Friendly fire is more likely if a unit is using enemy equipment? Do troops under fire distinguish the various types of weapons a unit is using by sound? And use that as an identifier?
 
Precisely - an SA-80 (or even an SLR) sounds quite different to an AK-47, and after a while you get quite good at working out what is shooting at you and where it is. It's also possible to tell the difference between British troops firing SLRs and other people firing the almost identical FAL, because British rifles didn't fire on automatic. A few returnees from Afghanistan have also noticed that friendly fire tends to be quite distinctive - it's usually much heavier and more accurate than anything that the enemy there can provide, which is I suppose comforting for everyone not immediately under it.
 
You can also call the difference between a British L1A1 and a foreign FAL by whether the bullets are travelling at 2,700 feet per second or 820 meters per second.
 
In those days the army seemed to measure speed in greased gazelles - as 'treeline and back, at the speed of a thousand greased gazelles - move!' So about 100,000 GGs?
 
Interestingly, both France and Germany are looking to replace their standard-issue rifles pretty soon. It'll probably be the HK 416 for both, as there doesn't seem to be any talk of designing a new rifle. This comes at the same time that both are looking to design replacements for their main battle tanks, especially since both countries' tank-manufacturing corporations just merged with each other.
 
Taking back the Infantry half kilometer
http://www.scribd.com/doc/27765477/...istan-Taking-Back-the-Infantry-Half-Kilometer

Abstract
Operations in Afghanistan frequently require United States ground forces to engage and destroy the enemy at ranges beyond 300 meters. While the infantryman is ideally suited for combat in Afghanistan, his current weapons, doctrine, and marksmanship training do not provide a precise, lethal fire capability to 500 meters and are therefore inappropriate. Comments from returning soldiers reveal that about fifty percent of engagements occur past 300 meters. Current equipment, training, and doctrine are optimized for engagements under 300 meters and on level terrain. This monograph reviews the small arms capability of the infantry squad from World War I to present. It then discusses current shortfalls with cartridge lethality, weapons and optics configurations, the squad designated marksman concept and finally the rifle qualification course. Potential solutions in each of these areas are discussed.
http://www.thedonovan.com/archives/2010/03/taking_back_the.html

Is a 2009 run down on US weapons and training, it faults both and makes suggestions on how to cure the faults.
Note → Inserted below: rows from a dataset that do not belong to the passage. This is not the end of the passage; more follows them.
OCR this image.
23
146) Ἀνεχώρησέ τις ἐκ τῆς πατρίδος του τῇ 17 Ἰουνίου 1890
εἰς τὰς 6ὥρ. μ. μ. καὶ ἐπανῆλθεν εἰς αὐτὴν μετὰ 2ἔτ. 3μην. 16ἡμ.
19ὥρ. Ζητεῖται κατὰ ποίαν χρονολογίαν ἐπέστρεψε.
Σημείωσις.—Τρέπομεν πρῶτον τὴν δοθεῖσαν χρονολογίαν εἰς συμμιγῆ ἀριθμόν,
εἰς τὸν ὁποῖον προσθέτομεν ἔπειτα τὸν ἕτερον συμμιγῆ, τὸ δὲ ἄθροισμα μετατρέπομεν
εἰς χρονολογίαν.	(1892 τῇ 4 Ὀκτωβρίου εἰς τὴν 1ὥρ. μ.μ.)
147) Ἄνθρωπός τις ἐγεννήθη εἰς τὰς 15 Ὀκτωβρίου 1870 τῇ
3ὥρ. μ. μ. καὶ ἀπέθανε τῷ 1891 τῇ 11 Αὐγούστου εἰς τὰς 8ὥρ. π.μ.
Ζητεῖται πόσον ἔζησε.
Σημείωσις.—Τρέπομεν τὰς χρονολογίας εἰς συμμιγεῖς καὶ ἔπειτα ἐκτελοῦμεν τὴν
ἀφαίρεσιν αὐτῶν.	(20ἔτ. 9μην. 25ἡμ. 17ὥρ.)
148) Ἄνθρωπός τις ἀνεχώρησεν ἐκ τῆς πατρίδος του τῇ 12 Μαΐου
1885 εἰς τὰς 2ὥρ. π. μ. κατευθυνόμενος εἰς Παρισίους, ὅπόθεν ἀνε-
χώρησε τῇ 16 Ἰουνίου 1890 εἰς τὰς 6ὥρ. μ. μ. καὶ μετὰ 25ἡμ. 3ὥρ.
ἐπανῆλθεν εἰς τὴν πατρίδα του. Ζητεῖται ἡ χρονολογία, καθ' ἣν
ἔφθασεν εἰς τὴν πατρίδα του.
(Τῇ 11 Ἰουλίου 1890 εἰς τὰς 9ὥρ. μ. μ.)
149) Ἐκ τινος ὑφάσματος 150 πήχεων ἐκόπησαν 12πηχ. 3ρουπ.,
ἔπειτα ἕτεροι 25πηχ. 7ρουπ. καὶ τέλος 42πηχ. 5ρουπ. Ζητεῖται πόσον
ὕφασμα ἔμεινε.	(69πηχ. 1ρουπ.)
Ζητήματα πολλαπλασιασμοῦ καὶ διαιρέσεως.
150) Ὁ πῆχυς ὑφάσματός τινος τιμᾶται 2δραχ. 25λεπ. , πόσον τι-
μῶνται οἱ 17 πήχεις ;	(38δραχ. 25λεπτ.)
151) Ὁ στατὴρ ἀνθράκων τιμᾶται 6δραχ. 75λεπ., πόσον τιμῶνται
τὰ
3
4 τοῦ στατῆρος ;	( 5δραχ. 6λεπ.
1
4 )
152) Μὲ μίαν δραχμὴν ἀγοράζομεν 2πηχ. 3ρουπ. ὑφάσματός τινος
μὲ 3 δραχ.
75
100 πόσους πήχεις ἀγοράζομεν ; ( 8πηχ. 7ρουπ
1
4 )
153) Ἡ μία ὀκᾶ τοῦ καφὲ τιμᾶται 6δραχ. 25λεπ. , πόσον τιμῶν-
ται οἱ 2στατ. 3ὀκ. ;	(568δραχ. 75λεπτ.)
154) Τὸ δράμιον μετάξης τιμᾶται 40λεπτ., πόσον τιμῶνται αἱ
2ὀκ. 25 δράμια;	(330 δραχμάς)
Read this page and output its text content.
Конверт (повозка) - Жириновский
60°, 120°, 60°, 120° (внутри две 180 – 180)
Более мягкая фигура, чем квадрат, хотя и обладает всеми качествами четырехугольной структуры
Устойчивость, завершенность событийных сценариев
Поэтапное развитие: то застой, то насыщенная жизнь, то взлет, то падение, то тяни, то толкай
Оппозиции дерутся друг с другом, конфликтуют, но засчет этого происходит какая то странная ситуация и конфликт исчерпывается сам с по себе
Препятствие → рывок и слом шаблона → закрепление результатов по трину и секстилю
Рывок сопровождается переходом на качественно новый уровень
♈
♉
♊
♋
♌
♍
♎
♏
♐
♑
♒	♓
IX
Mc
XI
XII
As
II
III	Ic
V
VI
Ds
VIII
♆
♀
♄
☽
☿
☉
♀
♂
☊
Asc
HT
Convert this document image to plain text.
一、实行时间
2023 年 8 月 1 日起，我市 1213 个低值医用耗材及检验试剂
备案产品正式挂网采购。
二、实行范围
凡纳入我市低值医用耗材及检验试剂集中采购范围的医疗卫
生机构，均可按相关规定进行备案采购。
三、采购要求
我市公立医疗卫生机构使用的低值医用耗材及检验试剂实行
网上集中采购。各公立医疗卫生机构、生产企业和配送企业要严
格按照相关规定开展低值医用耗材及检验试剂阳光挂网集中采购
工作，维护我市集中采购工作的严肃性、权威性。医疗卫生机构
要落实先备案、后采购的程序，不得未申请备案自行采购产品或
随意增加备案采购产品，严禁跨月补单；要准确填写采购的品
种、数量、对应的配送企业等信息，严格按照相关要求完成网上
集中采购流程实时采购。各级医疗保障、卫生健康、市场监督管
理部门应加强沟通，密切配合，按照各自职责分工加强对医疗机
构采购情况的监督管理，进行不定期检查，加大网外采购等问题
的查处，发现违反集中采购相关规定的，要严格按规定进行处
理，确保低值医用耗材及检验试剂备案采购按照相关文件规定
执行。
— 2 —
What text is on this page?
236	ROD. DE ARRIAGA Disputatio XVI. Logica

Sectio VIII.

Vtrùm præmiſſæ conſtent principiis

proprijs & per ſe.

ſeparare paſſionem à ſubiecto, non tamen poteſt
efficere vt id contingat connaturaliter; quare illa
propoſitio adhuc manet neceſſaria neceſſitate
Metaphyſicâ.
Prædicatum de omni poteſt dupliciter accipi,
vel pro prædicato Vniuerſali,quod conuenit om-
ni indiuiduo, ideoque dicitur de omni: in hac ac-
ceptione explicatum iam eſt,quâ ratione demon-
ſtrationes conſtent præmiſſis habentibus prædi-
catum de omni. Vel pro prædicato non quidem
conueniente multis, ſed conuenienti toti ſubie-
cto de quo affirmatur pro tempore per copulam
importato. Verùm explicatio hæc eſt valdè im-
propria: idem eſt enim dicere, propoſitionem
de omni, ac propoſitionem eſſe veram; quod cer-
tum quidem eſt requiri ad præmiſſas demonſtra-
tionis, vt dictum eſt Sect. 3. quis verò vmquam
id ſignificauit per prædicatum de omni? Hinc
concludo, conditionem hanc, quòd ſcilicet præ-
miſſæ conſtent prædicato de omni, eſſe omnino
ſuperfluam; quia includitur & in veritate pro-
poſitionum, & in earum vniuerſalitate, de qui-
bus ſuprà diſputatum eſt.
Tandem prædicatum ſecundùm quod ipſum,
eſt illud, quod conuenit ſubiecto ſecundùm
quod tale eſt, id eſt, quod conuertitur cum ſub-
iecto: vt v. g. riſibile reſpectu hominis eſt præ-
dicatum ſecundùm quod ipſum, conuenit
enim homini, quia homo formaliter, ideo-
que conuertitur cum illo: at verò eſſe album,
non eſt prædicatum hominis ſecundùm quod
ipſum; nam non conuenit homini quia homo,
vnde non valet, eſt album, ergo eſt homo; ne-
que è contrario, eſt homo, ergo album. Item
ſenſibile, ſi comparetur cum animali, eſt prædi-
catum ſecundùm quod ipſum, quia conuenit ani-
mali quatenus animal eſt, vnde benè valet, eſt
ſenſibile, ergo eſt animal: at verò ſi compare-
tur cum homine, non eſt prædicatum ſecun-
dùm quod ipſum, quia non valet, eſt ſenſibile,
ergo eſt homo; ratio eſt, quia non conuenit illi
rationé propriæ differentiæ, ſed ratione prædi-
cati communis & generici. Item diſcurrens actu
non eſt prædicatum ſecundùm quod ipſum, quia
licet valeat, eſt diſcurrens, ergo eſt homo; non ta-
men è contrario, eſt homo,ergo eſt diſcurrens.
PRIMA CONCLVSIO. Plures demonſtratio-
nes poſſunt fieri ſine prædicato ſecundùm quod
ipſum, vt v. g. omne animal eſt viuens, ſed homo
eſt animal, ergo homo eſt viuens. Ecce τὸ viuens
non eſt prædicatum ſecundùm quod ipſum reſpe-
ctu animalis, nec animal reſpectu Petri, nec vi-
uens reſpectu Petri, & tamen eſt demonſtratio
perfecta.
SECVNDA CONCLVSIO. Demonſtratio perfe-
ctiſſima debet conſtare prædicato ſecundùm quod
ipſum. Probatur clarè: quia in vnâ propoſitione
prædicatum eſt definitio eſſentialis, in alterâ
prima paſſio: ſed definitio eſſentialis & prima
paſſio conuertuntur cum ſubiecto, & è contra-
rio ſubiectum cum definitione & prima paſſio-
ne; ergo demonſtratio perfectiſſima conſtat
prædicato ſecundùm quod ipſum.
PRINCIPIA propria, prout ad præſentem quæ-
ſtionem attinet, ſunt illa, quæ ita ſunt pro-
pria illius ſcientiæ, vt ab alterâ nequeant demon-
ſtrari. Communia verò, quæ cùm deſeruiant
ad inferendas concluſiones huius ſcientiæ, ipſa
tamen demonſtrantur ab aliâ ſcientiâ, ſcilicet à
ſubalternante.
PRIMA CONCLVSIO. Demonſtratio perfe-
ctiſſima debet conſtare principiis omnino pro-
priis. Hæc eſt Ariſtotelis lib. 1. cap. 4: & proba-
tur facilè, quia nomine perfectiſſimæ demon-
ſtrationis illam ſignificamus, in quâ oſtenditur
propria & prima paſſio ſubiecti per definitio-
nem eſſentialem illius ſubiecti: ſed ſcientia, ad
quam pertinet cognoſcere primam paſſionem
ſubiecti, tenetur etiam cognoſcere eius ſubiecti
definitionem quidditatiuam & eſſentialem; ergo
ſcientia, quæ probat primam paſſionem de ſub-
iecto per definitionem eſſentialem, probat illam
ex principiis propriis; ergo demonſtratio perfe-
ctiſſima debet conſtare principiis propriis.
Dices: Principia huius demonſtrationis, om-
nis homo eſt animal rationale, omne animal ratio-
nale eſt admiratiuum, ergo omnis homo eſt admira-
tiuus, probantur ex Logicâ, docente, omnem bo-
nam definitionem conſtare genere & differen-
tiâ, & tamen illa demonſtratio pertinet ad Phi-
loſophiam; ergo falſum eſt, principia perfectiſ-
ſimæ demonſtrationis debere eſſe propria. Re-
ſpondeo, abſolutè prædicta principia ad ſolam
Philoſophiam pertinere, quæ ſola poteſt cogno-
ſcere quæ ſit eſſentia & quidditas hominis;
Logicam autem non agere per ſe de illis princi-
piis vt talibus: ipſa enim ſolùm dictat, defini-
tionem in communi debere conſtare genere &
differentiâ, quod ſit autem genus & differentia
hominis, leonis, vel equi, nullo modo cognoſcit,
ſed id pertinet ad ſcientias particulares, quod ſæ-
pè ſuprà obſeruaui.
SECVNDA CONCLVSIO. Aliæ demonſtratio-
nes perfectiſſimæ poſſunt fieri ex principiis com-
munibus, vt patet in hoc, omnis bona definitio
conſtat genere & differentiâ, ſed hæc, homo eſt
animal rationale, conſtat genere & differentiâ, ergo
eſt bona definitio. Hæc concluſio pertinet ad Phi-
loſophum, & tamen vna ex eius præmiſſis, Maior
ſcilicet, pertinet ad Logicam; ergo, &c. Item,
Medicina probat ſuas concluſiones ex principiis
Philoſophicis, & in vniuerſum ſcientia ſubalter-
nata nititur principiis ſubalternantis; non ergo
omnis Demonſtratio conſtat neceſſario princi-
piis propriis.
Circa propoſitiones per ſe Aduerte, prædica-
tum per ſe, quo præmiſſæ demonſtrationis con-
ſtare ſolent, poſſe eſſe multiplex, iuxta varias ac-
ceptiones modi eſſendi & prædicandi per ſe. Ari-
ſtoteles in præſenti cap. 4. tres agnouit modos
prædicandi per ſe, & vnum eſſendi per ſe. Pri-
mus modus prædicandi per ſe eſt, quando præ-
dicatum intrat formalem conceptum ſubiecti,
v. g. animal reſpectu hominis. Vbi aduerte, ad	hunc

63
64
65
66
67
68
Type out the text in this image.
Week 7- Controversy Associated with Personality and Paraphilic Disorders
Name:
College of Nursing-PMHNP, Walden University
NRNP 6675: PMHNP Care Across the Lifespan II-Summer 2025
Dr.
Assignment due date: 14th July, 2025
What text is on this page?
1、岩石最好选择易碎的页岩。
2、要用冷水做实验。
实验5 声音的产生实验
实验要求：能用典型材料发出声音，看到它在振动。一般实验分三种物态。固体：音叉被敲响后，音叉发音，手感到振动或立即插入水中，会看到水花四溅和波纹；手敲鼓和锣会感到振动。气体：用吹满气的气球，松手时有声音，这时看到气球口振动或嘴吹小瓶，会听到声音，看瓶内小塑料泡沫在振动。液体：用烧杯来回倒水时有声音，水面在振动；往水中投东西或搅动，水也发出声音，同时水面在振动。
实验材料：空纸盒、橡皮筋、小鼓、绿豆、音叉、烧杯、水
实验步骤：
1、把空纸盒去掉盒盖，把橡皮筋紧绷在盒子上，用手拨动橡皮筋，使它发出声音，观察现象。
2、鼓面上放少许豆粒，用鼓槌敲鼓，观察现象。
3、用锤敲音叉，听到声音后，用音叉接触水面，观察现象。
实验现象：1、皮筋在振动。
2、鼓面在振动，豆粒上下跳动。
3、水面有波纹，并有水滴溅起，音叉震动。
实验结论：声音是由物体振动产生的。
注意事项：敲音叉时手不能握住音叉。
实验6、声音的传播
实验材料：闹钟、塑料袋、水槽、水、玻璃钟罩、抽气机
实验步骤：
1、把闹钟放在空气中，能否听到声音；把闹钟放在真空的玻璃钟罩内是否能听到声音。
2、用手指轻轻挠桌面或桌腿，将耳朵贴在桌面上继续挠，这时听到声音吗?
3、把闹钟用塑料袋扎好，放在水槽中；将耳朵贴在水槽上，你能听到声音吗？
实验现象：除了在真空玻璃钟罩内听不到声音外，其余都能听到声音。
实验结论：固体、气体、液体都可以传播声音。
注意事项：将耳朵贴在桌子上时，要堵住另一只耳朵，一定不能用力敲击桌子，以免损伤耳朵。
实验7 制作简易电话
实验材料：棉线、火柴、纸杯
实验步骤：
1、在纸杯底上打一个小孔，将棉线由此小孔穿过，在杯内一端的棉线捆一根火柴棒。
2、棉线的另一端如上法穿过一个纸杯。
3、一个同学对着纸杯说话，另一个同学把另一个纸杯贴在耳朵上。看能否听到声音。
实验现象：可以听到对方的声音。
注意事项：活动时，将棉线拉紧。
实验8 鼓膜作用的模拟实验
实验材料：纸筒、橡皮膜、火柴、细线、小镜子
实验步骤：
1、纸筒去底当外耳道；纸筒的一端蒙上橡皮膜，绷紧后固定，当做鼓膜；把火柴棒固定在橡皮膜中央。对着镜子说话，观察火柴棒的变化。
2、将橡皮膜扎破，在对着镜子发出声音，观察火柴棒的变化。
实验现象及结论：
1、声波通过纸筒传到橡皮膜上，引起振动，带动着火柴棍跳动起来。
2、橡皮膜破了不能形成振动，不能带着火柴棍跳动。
Good history of US doctrine dealing with weapons.

Hope these aren't repeat links, checked the 4 pages and didn't see it mentioned.
 
This brings to mind the old adage that the military perfects methods of fighting the current war just in time for the next one. I'm not sure that the peculiarities of the Afghan war will apply more broadly in the future and given the pending US/NATO pull-out, I'm not sure it's worth the effort to fix.
 
I think it should be noted that the old SLR and other .308 service rifles weren't all that good in long-range firefights anyway - the problem was less the capability of the rifle and more the fact that very few soldiers can hit a target from 600m with a high-recoil cartridge in a combat situation. 5.56mm has the huge advantage that it's incredibly easy to shoot with - you can get away with murder, technically speaking, that will make you spray all over the place with a larger cartridge. Not to mention that the British approach always said that long-range firefights ought to be only brief, because you always want to move close to the enemy where it's easier to kill them.
 
Basic training in the US covers firing the M-16 at man sized targets at 500m. I'm assuming advanced infantry training does even more of that. So the core of the training is there. But as FP points out, aimed shots by common infantry with standard infantry weapons at those ranges is rare. It's not that easy to hit a target over open sights at that range under any circumstances. When the enemy is shooting back, I'm sure the soldiers are reluctant to expose themselves that much. Which means you probably need a scoped rifle at those ranges. And that's specialized soldiers and training.